4D

1. Desporto, Dinheiro, Direito e Direitos fundamentais.

2. Para uns o papel do Direito do (ou no) Desporto impõe-se pela crescente omnipresença do dinheiro, dos interesses económicos que se disseminam na actividade desportiva, naturalmente com enfoque na de natureza profissional. Esta é uma tese que ganha adeptos com facilidade, por mais que não seja por eles próprios viverem desse desporto “macdonalizado”.

3. Contudo, continuamos a considerar que o Direito, e agora o Direito que se projecta no desporto não vive só, nem em predominância, para compor o negócio. Seria impensável desconsiderar esse segmento, num mundo capitalista desportivo, mas cremos que devemos imputar ao Direito um papel essencial na afirmação dos direitos fundamentais dos diversos operadores desportivos e, muitas vezes, em conflito com os interesses económicos envolvidos ou que (quase) tudo determinam.

4. O desporto, porém, é uma realidade bem viva e repleta de novidades e momentos inesperados, embora porventura, como no todo social, silenciados por alguns em nome do politicamente correcto ou por necessidades de sobrevivência. E daí que o ténis internacional nos tenha oferecido uma situação 4D.

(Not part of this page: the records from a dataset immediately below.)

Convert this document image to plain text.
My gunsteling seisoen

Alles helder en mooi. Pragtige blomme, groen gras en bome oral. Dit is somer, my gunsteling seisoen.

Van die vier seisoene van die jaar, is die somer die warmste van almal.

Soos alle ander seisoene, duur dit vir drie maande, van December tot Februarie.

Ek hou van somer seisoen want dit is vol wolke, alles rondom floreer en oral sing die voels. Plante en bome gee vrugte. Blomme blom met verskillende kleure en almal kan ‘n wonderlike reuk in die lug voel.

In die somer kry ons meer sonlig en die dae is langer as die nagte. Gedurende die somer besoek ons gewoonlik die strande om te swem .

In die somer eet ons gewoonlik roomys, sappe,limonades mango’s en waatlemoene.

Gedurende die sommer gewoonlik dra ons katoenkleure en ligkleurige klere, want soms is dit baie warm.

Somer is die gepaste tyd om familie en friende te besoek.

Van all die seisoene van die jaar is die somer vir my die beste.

5. Tudo parece ter começado (?) com as afirmações de Raymond Moore, director do Torneio de Indian Wells: “Se fosse jogadora agradecia a Deus por Federer e Nadal terem nascido”. Antes da final feminina. Seguiu-se Novak Djokovic dando conta do seu pensar: os homens deveriam ganhar mais que as mulheres no ténis, desde logo por os torneios e jogos entre homens gerarem mais receitas. Do outro lado, Serena Williams, mas também Martina Navratilova, bicampeã em Indian Wells, que apelou mesmo a um boicote ao torneio. O director demitiu-se e Djokovic pediu desculpa nas redes sociais, como é de bom-tom.

6. A questão, contudo, convoca, para além do muito dinheiro envolvido, um princípio dos direitos fundamenais, o princípio da igualdade, recolhido (quase) universalmente. Reduzindo os termos da questão: devem homens e mulheres, tenistas de alto nível, ter iguais prémios por vitória em torneios internacionais? Diga-se que, ao que se apurou na imprensa, há torneios em que tal sucede mas em outros assiste-se a prémios mais avultados para os homens.

7. Como seria de esperar a questão não pode deixar de convocar alguma complexidade e o mundo do desporto vive ele próprio, no seu aspecto mais imediato, como soluções diferentes para ambos os dois sexos. Por exemplo, só uma modalidade desportiva vive com a obrigatoriedade de as equipas serem mistas, o corfebol. Por regra as competições são alinhadas por sexo.

8. De todo o modo, um prisma para  olhar a questão de hoje passa por encontrar – ou não – uma razão objectiva, material, não arbitrária, que permita sustentar a diferença de prémios em virtude do sexo. Bastará a alusão ao facto – a comprovar, naturalmente – que os torneios de homens geram mais receitas do que os das mulheres?

9. Relembra-se uma decisão do Tribunal Constitucional a propósito da diferenciação (abismal) entre os prémios (e a fórmula da sua atribuição) concedidos pelo Estado aos atletas de alto rendimento, não portadores ou portadores de deficiência. Esse tribunal decidiu que tal diferença não violava o princípio da igualdade, pois justificava-se em dois dados objectivos: a maior projecção mediática dos Jogos Olímpicos e, consequentemente, a maior exposição do Estado português no espaço internacional. Mal, a nosso ver. Seria bom que o Estado português seguisse o exemplo de outras nações – e não se quedasse pelo conforto de um juízo de constitucionalidade – e, em ano de Jogos Paralímpicos, acertasse essas contas.

10. PS (não é Partido Socialista): Ao leitor que nos enviou tema para “estudar”: não está esquecida uma nova vinda ao caso “Slimani”.